A: There are some differences. "Bringing culture into industry" does not mean simply using local industry to hold events. Rather, it means valuing the cultural significance and aesthetic experience within these industries. For example, the Tainan Baihe Lotus Carnival is not just about selling lotuses and eating foods made from lotuses. It's also about the aesthetics of appreciating lotuses, the feel of drinking lotus-flower tea. This includes bringing people together to paint lotuses, recite poems and rhyme-prose about lotuses, or develop creative new foods from lotus root, or use lotus root in glazes to create unique ceramics. It even means nurturing people involved in literature and history who are interested in "lotus culture," or encouraging people to use farmland to plant lotuses and work to maintain this cultural landscape. Only when we all work together in this direction can it be called "bringing culture into industry."
Q: Right now it looks like Taiwan is virtually becoming an island of festivals. With both central and local governments heavily involved in organizing events, is it possible that this could become wasteful?
A: Such a variety of festivals and events is a trend that announces the arrival of an era of cultural consumption. From the perspective of cultural development, it's a good thing. When culture becomes something that is needed in people's lives, it is a great help to the development of culture and creativity.
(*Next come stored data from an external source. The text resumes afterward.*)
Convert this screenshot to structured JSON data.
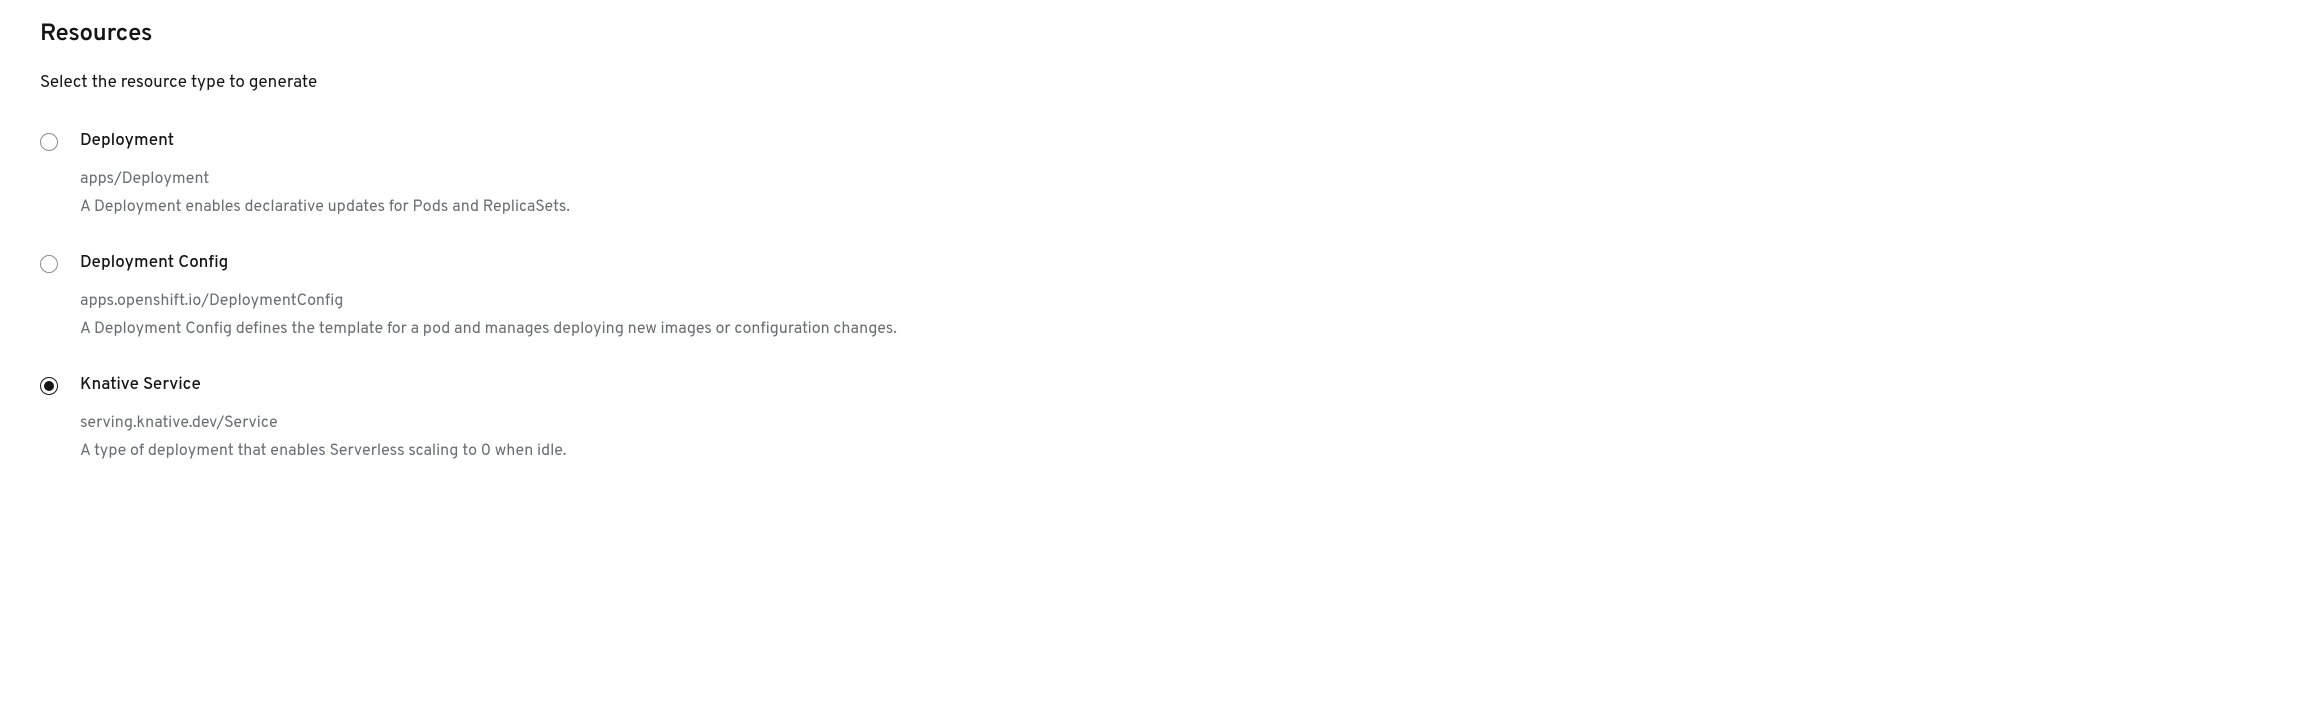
{
  "section": {
    "title": "Resources",
    "subtitle": "Select the resource type to generate"
  },
  "options": [
    {
      "label": "Deployment",
      "api": "apps/Deployment",
      "description": "A Deployment enables declarative updates for Pods and ReplicaSets.",
      "selected": false
    },
    {
      "label": "Deployment Config",
      "api": "apps.openshift.io/DeploymentConfig",
      "description": "A Deployment Config defines the template for a pod and manages deploying new images or configuration changes.",
      "selected": false
    },
    {
      "label": "Knative Service",
      "api": "serving.knative.dev/Service",
      "description": "A type of deployment that enables Serverless scaling to 0 when idle.",
      "selected": true
    }
  ]
}
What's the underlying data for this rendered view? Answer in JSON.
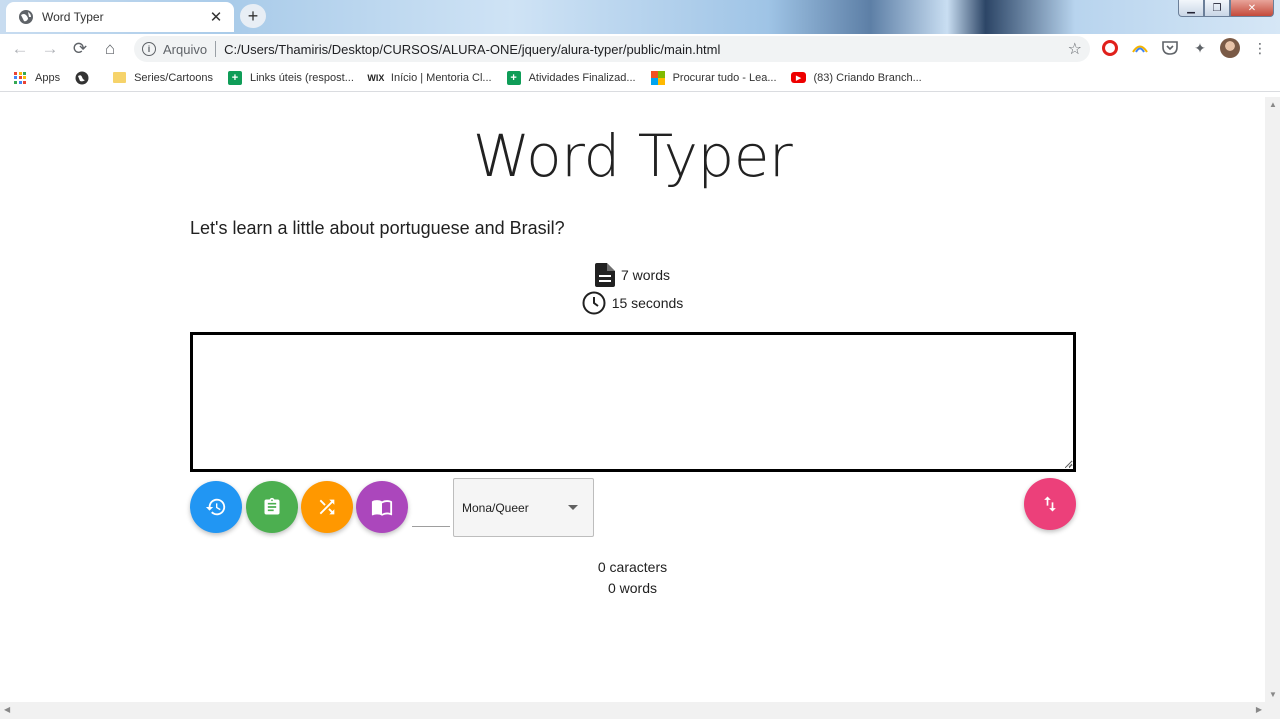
{
  "browser": {
    "tab": {
      "title": "Word Typer",
      "close": "✕"
    },
    "new_tab": "+",
    "window_buttons": {
      "minimize": "▁",
      "maximize": "❐",
      "close": "✕"
    },
    "nav": {
      "back": "←",
      "forward": "→",
      "reload": "⟳",
      "home": "⌂"
    },
    "omnibox": {
      "info": "i",
      "security_label": "Arquivo",
      "url": "C:/Users/Thamiris/Desktop/CURSOS/ALURA-ONE/jquery/alura-typer/public/main.html",
      "star": "☆"
    },
    "extensions": {
      "puzzle": "✦",
      "menu": "⋮"
    },
    "bookmarks": [
      {
        "label": "Apps",
        "icon": "apps-grid-icon"
      },
      {
        "label": "",
        "icon": "globe-icon"
      },
      {
        "label": "Series/Cartoons",
        "icon": "folder-icon"
      },
      {
        "label": "Links úteis (respost...",
        "icon": "sheets-icon"
      },
      {
        "label": "Início | Mentoria Cl...",
        "icon": "wix-icon"
      },
      {
        "label": "Atividades Finalizad...",
        "icon": "sheets-icon"
      },
      {
        "label": "Procurar tudo - Lea...",
        "icon": "microsoft-icon"
      },
      {
        "label": "(83) Criando Branch...",
        "icon": "youtube-icon"
      }
    ],
    "bookmark_wix_glyph": "WIX",
    "bookmark_sheet_glyph": "+",
    "bookmark_yt_glyph": "▶"
  },
  "page": {
    "title": "Word Typer",
    "phrase": "Let's learn a little about portuguese and Brasil?",
    "phrase_info": {
      "word_count": "7 words",
      "time": "15 seconds"
    },
    "typing_area": {
      "value": "",
      "placeholder": ""
    },
    "buttons": {
      "restart": "restart-icon",
      "scoreboard": "clipboard-icon",
      "random_phrase": "shuffle-icon",
      "phrase_picker": "book-icon",
      "sync": "swap-vertical-icon"
    },
    "phrase_id_input": {
      "value": ""
    },
    "select": {
      "selected": "Mona/Queer"
    },
    "counters": {
      "characters": "0 caracters",
      "words": "0 words"
    }
  },
  "colors": {
    "restart": "#2196f3",
    "scoreboard": "#4caf50",
    "random": "#ff9800",
    "picker": "#ab47bc",
    "sync": "#ec407a"
  }
}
This includes events for folk religions. Events such as burning incense for Mazu or the Yenshui fireworks are changing, because when modern people participate in something like the Yenshui fireworks, they're looking for fun and excitement, and do not see it as a traditional way of preventing disaster and praying for prosperity. This particular sense of pursuing experience and sensation is one characteristic of postmodern life.
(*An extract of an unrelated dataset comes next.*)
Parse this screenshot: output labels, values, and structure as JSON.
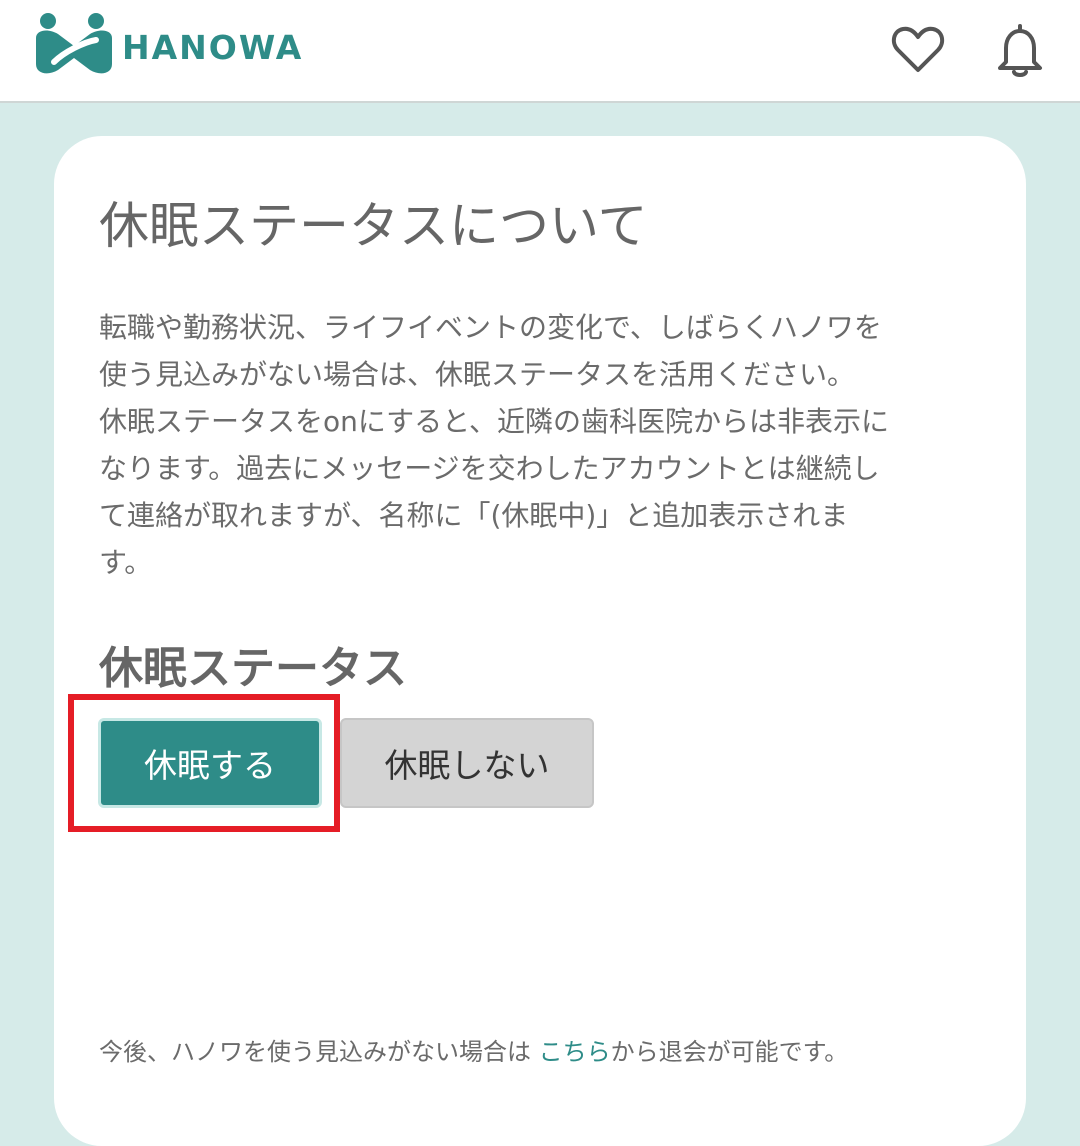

What the CCA wants to concentrate on, however, is improving cultural foundations, not promoting consumer industries. Now when local governments hold events, they often set high attendance as their main goal, and just work to curry favor with audiences. But cultural development is not about following what audiences like. It is about "elevating" participants, changing what they like, and we do not necessarily need to emphasize how many or how few people participated or the monetary value of what was produced.
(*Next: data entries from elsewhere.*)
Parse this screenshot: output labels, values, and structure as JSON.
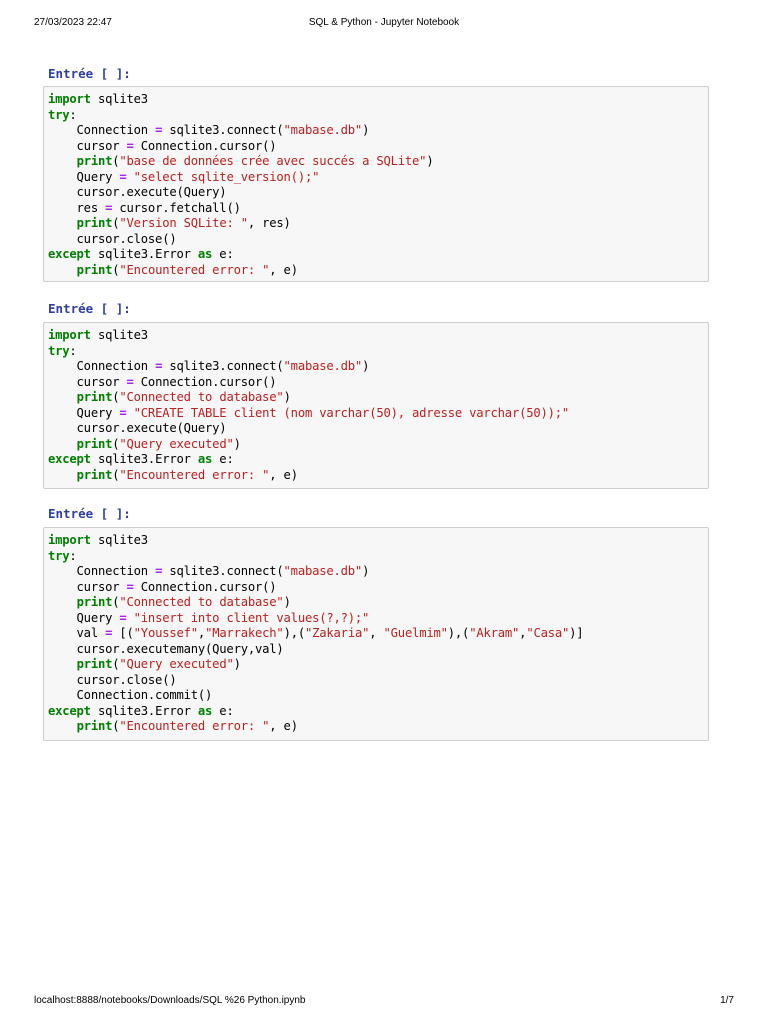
{
  "header": {
    "datetime": "27/03/2023 22:47",
    "title": "SQL & Python - Jupyter Notebook"
  },
  "footer": {
    "url": "localhost:8888/notebooks/Downloads/SQL %26 Python.ipynb",
    "page": "1/7"
  },
  "colors": {
    "keyword": "#008000",
    "string": "#ba2121",
    "operator": "#aa22ff",
    "prompt": "#303f9f"
  },
  "cells": [
    {
      "prompt": "Entrée [ ]:",
      "lines": [
        [
          [
            "k",
            "import"
          ],
          [
            "n",
            " sqlite3"
          ]
        ],
        [
          [
            "k",
            "try"
          ],
          [
            "n",
            ":"
          ]
        ],
        [
          [
            "n",
            "    Connection "
          ],
          [
            "o",
            "="
          ],
          [
            "n",
            " sqlite3.connect("
          ],
          [
            "s",
            "\"mabase.db\""
          ],
          [
            "n",
            ")"
          ]
        ],
        [
          [
            "n",
            "    cursor "
          ],
          [
            "o",
            "="
          ],
          [
            "n",
            " Connection.cursor()"
          ]
        ],
        [
          [
            "n",
            "    "
          ],
          [
            "k",
            "print"
          ],
          [
            "n",
            "("
          ],
          [
            "s",
            "\"base de données crée avec succés a SQLite\""
          ],
          [
            "n",
            ")"
          ]
        ],
        [
          [
            "n",
            "    Query "
          ],
          [
            "o",
            "="
          ],
          [
            "n",
            " "
          ],
          [
            "s",
            "\"select sqlite_version();\""
          ]
        ],
        [
          [
            "n",
            "    cursor.execute(Query)"
          ]
        ],
        [
          [
            "n",
            "    res "
          ],
          [
            "o",
            "="
          ],
          [
            "n",
            " cursor.fetchall()"
          ]
        ],
        [
          [
            "n",
            "    "
          ],
          [
            "k",
            "print"
          ],
          [
            "n",
            "("
          ],
          [
            "s",
            "\"Version SQLite: \""
          ],
          [
            "n",
            ", res)"
          ]
        ],
        [
          [
            "n",
            "    cursor.close()"
          ]
        ],
        [
          [
            "k",
            "except"
          ],
          [
            "n",
            " sqlite3.Error "
          ],
          [
            "k",
            "as"
          ],
          [
            "n",
            " e:"
          ]
        ],
        [
          [
            "n",
            "    "
          ],
          [
            "k",
            "print"
          ],
          [
            "n",
            "("
          ],
          [
            "s",
            "\"Encountered error: \""
          ],
          [
            "n",
            ", e)"
          ]
        ]
      ]
    },
    {
      "prompt": "Entrée [ ]:",
      "lines": [
        [
          [
            "k",
            "import"
          ],
          [
            "n",
            " sqlite3"
          ]
        ],
        [
          [
            "k",
            "try"
          ],
          [
            "n",
            ":"
          ]
        ],
        [
          [
            "n",
            "    Connection "
          ],
          [
            "o",
            "="
          ],
          [
            "n",
            " sqlite3.connect("
          ],
          [
            "s",
            "\"mabase.db\""
          ],
          [
            "n",
            ")"
          ]
        ],
        [
          [
            "n",
            "    cursor "
          ],
          [
            "o",
            "="
          ],
          [
            "n",
            " Connection.cursor()"
          ]
        ],
        [
          [
            "n",
            "    "
          ],
          [
            "k",
            "print"
          ],
          [
            "n",
            "("
          ],
          [
            "s",
            "\"Connected to database\""
          ],
          [
            "n",
            ")"
          ]
        ],
        [
          [
            "n",
            "    Query "
          ],
          [
            "o",
            "="
          ],
          [
            "n",
            " "
          ],
          [
            "s",
            "\"CREATE TABLE client (nom varchar(50), adresse varchar(50));\""
          ]
        ],
        [
          [
            "n",
            "    cursor.execute(Query)"
          ]
        ],
        [
          [
            "n",
            "    "
          ],
          [
            "k",
            "print"
          ],
          [
            "n",
            "("
          ],
          [
            "s",
            "\"Query executed\""
          ],
          [
            "n",
            ")"
          ]
        ],
        [
          [
            "k",
            "except"
          ],
          [
            "n",
            " sqlite3.Error "
          ],
          [
            "k",
            "as"
          ],
          [
            "n",
            " e:"
          ]
        ],
        [
          [
            "n",
            "    "
          ],
          [
            "k",
            "print"
          ],
          [
            "n",
            "("
          ],
          [
            "s",
            "\"Encountered error: \""
          ],
          [
            "n",
            ", e)"
          ]
        ]
      ]
    },
    {
      "prompt": "Entrée [ ]:",
      "lines": [
        [
          [
            "k",
            "import"
          ],
          [
            "n",
            " sqlite3"
          ]
        ],
        [
          [
            "k",
            "try"
          ],
          [
            "n",
            ":"
          ]
        ],
        [
          [
            "n",
            "    Connection "
          ],
          [
            "o",
            "="
          ],
          [
            "n",
            " sqlite3.connect("
          ],
          [
            "s",
            "\"mabase.db\""
          ],
          [
            "n",
            ")"
          ]
        ],
        [
          [
            "n",
            "    cursor "
          ],
          [
            "o",
            "="
          ],
          [
            "n",
            " Connection.cursor()"
          ]
        ],
        [
          [
            "n",
            "    "
          ],
          [
            "k",
            "print"
          ],
          [
            "n",
            "("
          ],
          [
            "s",
            "\"Connected to database\""
          ],
          [
            "n",
            ")"
          ]
        ],
        [
          [
            "n",
            "    Query "
          ],
          [
            "o",
            "="
          ],
          [
            "n",
            " "
          ],
          [
            "s",
            "\"insert into client values(?,?);\""
          ]
        ],
        [
          [
            "n",
            "    val "
          ],
          [
            "o",
            "="
          ],
          [
            "n",
            " [("
          ],
          [
            "s",
            "\"Youssef\""
          ],
          [
            "n",
            ","
          ],
          [
            "s",
            "\"Marrakech\""
          ],
          [
            "n",
            "),("
          ],
          [
            "s",
            "\"Zakaria\""
          ],
          [
            "n",
            ", "
          ],
          [
            "s",
            "\"Guelmim\""
          ],
          [
            "n",
            "),("
          ],
          [
            "s",
            "\"Akram\""
          ],
          [
            "n",
            ","
          ],
          [
            "s",
            "\"Casa\""
          ],
          [
            "n",
            ")]"
          ]
        ],
        [
          [
            "n",
            "    cursor.executemany(Query,val)"
          ]
        ],
        [
          [
            "n",
            "    "
          ],
          [
            "k",
            "print"
          ],
          [
            "n",
            "("
          ],
          [
            "s",
            "\"Query executed\""
          ],
          [
            "n",
            ")"
          ]
        ],
        [
          [
            "n",
            "    cursor.close()"
          ]
        ],
        [
          [
            "n",
            "    Connection.commit()"
          ]
        ],
        [
          [
            "k",
            "except"
          ],
          [
            "n",
            " sqlite3.Error "
          ],
          [
            "k",
            "as"
          ],
          [
            "n",
            " e:"
          ]
        ],
        [
          [
            "n",
            "    "
          ],
          [
            "k",
            "print"
          ],
          [
            "n",
            "("
          ],
          [
            "s",
            "\"Encountered error: \""
          ],
          [
            "n",
            ", e)"
          ]
        ]
      ]
    }
  ]
}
Q: As an anthropologist, do you feel that today's "festival industry" can give people that sense of spiritual transcendence that traditional festivals do?
A: There are many different patterns of modern life. One can say that new festivals have already replaced traditional ones, and what modern festivals can now achieve is the function of "release." In an event-based cultural era, modern people need to use their leisure time to enjoy themselves-this is a kind of lifestyle. Thus the significance of events is multiple and overlapping. All at the same time, we can learn, travel, explore, search for stimulation, and experience an environment completely different from that of our normal lives.
Q: What do you hope to see for Taiwan and its festivals?
A: Festivals based on local industries still need to get a good grasp on local culture and enable others to understand them through their events. After all, an event's quality represents a place's character and image, and it also symbolizes the locality. The better organized an event is, the more it can build pride and a sense of identification with a place. From this perspective, everyone needs to take a longer view of things. We can't be in a rush to get things done and grasp at short-lived numbers about these events.
If every place has special qualities that allow it to distinguish itself, then people in every town will create together, and that would make for a very beautiful map of Taiwan. It would not be a map that had only names, but one that also had a lotus for Baihe in Tainan, a wooden clog for Baimi in Suao, and a flower for Changhua.
That type of beautiful "cultural map" is the vision I have in my heart.